この本、今でも売れてるんですね。何時頃読んだんだろう。記憶も定かじゃないけど・・・。この男の子が嫌いでね。涙が出た。白血病で入院してた女子高生にこの本を送ったことがある。感想、聞かせてもらってないな。



中学1年で読んだと思うんだけどな。アレクサンダーの伝記。夏休みの読書感想文で郡市の大賞を取ったんだ。「アレクサンダーによって異なる国や民族が一つの領域にまとめられたように、いつかこの世界も・・・」・・・なんてことを書いた。なんだか、アメリカがやろうとしてるよね。・・・当時はそれがいい事のように思ってた。

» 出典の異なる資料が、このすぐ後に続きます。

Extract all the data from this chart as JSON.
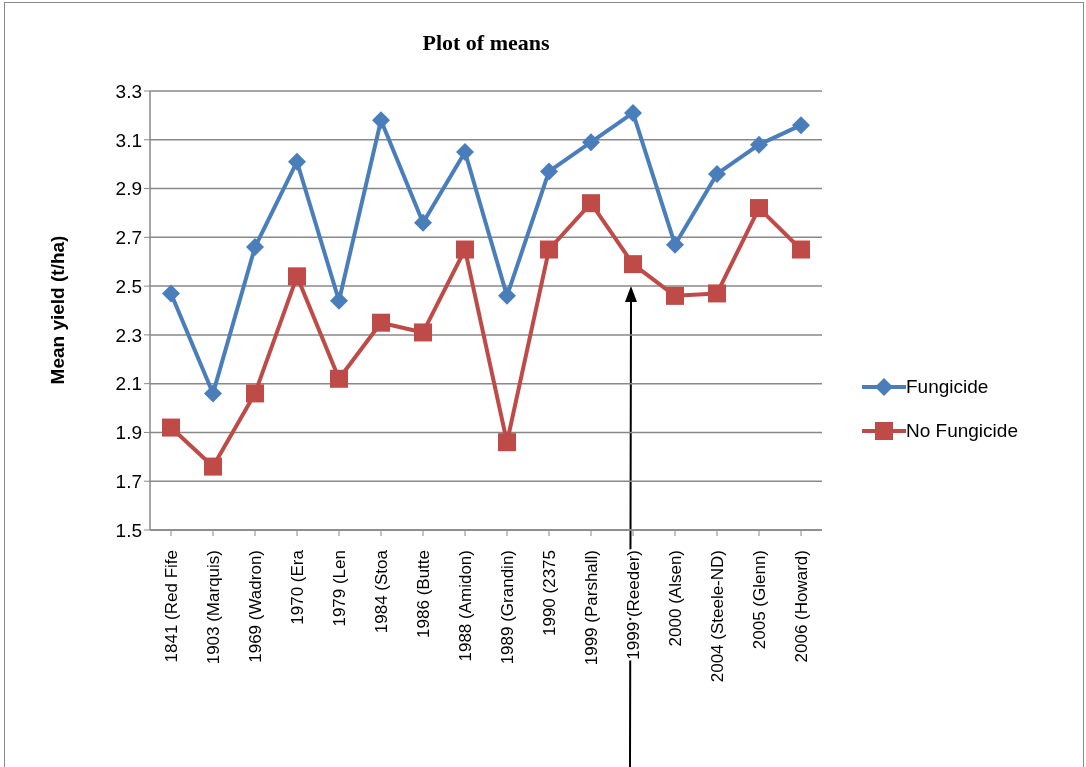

高校で山岳部に入ったんだよね。もとが山ん中だからさ。そんでもって山岳部っていうのもどうかと思ったんだけど。この本を読んじゃったもんでね。入部したての1年の夏休み、北鎌尾根から槍に登った。・・・記憶に誤り。取り付いただけだった。



今みたいに女の裸が氾濫している時代じゃなかったわけですよ。私の中学生時代っていうのは・・・。そんな時代なのに、中学校の図書館に置いてあったんですからね。この表紙の本が・・・。手にした理由はもちろんこの表紙の女。・・・もちろんそんなことは誰にも言えない。ただ、以前から無類の本好きであったことは功を奏した。それに加えて、私は以前からのSFファンということになった。この本を不自然なく手にするために・・・。